In the development and study of new materials, the understanding of their crystal structure plays a crucial rule. Electron backscatter diffraction (EBSD), also known as backscatter Kikuchi diffraction (BKD), is a technique used to obtain accurate crystallographic information from bulk materials, thin films and nanostructures with high spatial resolution [1] (of order 20 nm). Typical materials which can be investigated by EBSD include metals, rocks, ceramics and semiconductors. The technique allows the identification of individual grain orientations, grain boundaries and phase identification
[1, 2]. It is also used to study processes like recrystallization and grain growth, and it is a very powerful tool in the study of strain fields in crystals
[3].
EBSD patterns were first observed by Nishikawa and Kikuchi in 1928, in both backscattering and transmission modes, using electron-sensitive film [4]. The technique was developed further by Alam et al in the 1950s [5], and later by Venables and Harland (1973) and by Venables and Bin-Jaya (1977)[6, 7]. In 1984 the first commercial system was produced by Moon and Harris, exploiting the work of Dingley at the University of Bristol [8]. In the 1990s fully automated EBSD systems in the SEM had been developed by Adams et al. [9] and Krieger Lassen et al. [10, 11]. The capability to automatically index EBSPs and map the spatial distribution of crystal orientation led to EBSD becoming a good alternative to X-ray pole figure analysis of texture, and so opened up new horizons in quantitative orientation mapping and grain boundary studies [1].

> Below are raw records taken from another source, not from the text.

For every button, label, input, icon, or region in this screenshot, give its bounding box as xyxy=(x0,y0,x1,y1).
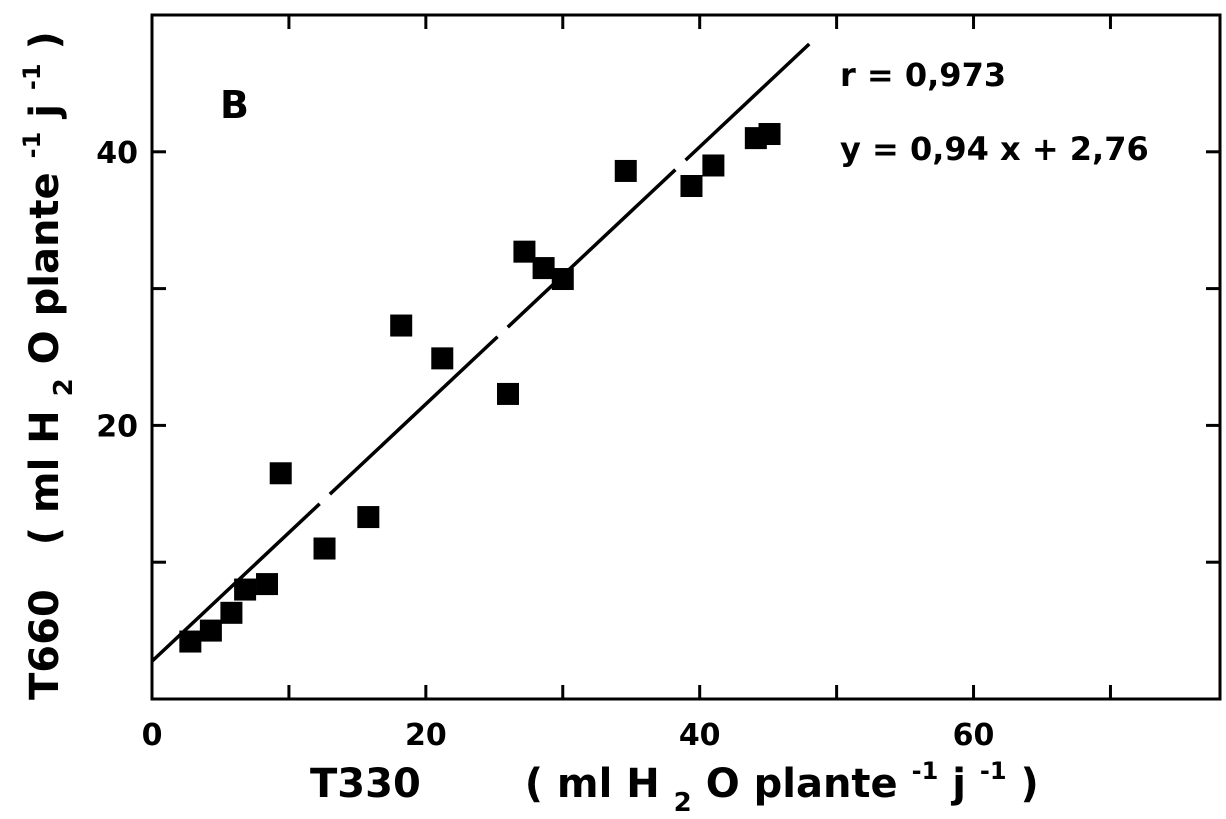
data-point xyxy=(179,630,202,653)
data-point xyxy=(551,268,574,291)
y-axis-unit-close: ) xyxy=(22,31,68,49)
x-axis-unit-sub: 2 xyxy=(674,788,692,818)
x-axis-unit-close: ) xyxy=(1021,761,1039,807)
data-point xyxy=(390,314,413,337)
x-axis-unit-sup2: -1 xyxy=(980,757,1007,785)
x-axis-unit-mid: O plante xyxy=(706,761,898,807)
data-point xyxy=(680,175,703,197)
data-points xyxy=(179,123,781,653)
y-axis-unit-sup2: -1 xyxy=(18,63,46,90)
data-point xyxy=(199,619,222,642)
tick-marks xyxy=(152,15,1220,699)
y-axis-unit-sub: 2 xyxy=(49,378,79,396)
plot-frame xyxy=(150,13,1222,701)
y-axis-unit-mid: O plante xyxy=(22,172,68,364)
data-point xyxy=(497,382,519,405)
y-tick-label: 20 xyxy=(96,409,138,444)
data-point xyxy=(357,506,380,529)
y-axis-name: T660 xyxy=(22,589,68,700)
tick-labels: 0 20 40 60 20 40 xyxy=(96,136,994,753)
regression-line-path xyxy=(150,42,811,663)
data-point xyxy=(256,573,279,596)
y-axis-unit-j: j xyxy=(22,104,68,120)
data-point xyxy=(220,601,243,624)
x-axis-name: T330 xyxy=(310,761,421,807)
panel-label: B xyxy=(220,83,249,127)
data-point xyxy=(269,462,292,485)
data-point xyxy=(758,123,781,146)
equation-annotation: y = 0,94 x + 2,76 xyxy=(840,130,1149,168)
r-annotation: r = 0,973 xyxy=(840,56,1006,94)
x-tick-label: 40 xyxy=(679,718,721,753)
x-tick-label: 60 xyxy=(953,718,995,753)
x-axis-unit-prefix: ( ml H xyxy=(525,761,660,807)
y-axis-unit-sup1: -1 xyxy=(18,132,46,159)
data-point xyxy=(513,240,536,263)
data-point xyxy=(614,159,637,182)
regression-line xyxy=(150,42,811,663)
y-axis-unit-prefix: ( ml H xyxy=(22,410,68,545)
x-axis-unit-sup1: -1 xyxy=(912,757,939,785)
data-point xyxy=(702,154,725,177)
x-axis-unit-j: j xyxy=(950,761,966,807)
data-point xyxy=(532,257,555,280)
data-point xyxy=(431,347,454,370)
y-axis-label: T660 ( ml H 2 O plante -1 j -1 ) xyxy=(4,31,82,700)
x-tick-label: 0 xyxy=(142,718,163,753)
x-tick-label: 20 xyxy=(405,718,447,753)
x-axis-label: T330 ( ml H 2 O plante -1 j -1 ) xyxy=(310,743,1039,819)
data-point xyxy=(313,537,336,560)
data-point xyxy=(234,578,257,601)
y-tick-label: 40 xyxy=(96,136,138,171)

Experimentally, EBSD is conducted in a scanning electron microscope (SEM) equipped with an EBSD detector. Commercial EBSD detectors consist of an electron sensitive screen (a phosphor or a scintillator) placed in front of the specimen which is usually tilted by approximately 70° to the normal of the exciting electron beam. A digital camera is used to acquire an image of the diffraction pattern formed by the backscattered electrons impinging on the screen [1, 12]; this is illustrated in Figure 1(a).
Figure 1: (a) Illustration of the EBSD detection geometry and a conventional EBSD detector. (b) EBSP from a GaN think film at an electron beam energy of 20 keV.
An electron backscatter diffraction pattern (EBSP) from a GaN thin film is shown in Figure 1(b). A detailed description of the intensities in EBSPs is possible using a Bloch wave approach to the dynamical theory of electron diffraction [13, 14]; however, the geometry of the EBSP can be described, to a first approximation, by considering the angular position of electrons which have been Bragg reflected from the lattice planes of the crystal specimen. On penetrating the specimen, the electrons of the impinging beam are both elastically and inelastically scattered. This creates a diverging source of electrons with a broad range of energies [2, 15, 16, 17, 18, 19, 20, 21]. The elastically scattered electrons and quasi-elastically scattered electrons (those electrons which have lost only a relatively small amount of energy through phonon or plasmon scattering) may travel in such a way that their energy and direction satisfy the Bragg condition, 2dsinθ=nλ, for a set of planes and undergo diffraction, where d is the spacing between planes, θ is the Bragg angle, λ the wavelength of the electron and n the order of diffraction. Because of the cylindrical symmetry of the Bragg reflection condition with respect to the lattice plane normal, diffraction cones (Kossel cones) are formed. When these cones intersect the phosphor screen, Kikuchi lines are observed in a gnomonic projection: see Figure 1(a). The Kikuchi lines appear as almost straight lines because the cones are very shallow, as the Bragg angle θ is of order 1°. The Kikuchi lines are superimposed on a diffuse background which is produced predominantly by lower energy inelastically scattered electrons which have not been Bragg scattered. As each Kikuchi band (pair of Kikuchi lines) is effectively fixed to the plane from which it is formed, an EBSD pattern provides a direct measurement of a sample’s orientation. Rotation of a crystal will produce a rotation of the EBSP; a tilt of a crystal will produce a shift in the EBSP; and and strain/distortion of the the crystal will distor the EBSP (see Figure 2).
Figure 2: Effect of rotation, tilt and strain on the EBSP of a single crystal silicon: (a) Si (100), (b) crystal rotated by 30°, (c) crystal tilted by 20° and (d) 20% compression along the x-axis (horizontal). The inset placed on the right side of each pattern shows the corresponding real space views of the crystal structure.
An EBSP contains a large amount of crystallographic information from which it is possible to deduce the phase of the material under study. The space group may be determined by analysing the symmetry exhibited by the pattern. An unknown phase may be identified by a comparison of the observed symmetry with the symmetry of a list of known phases contained in a database until it is correctly identified [22].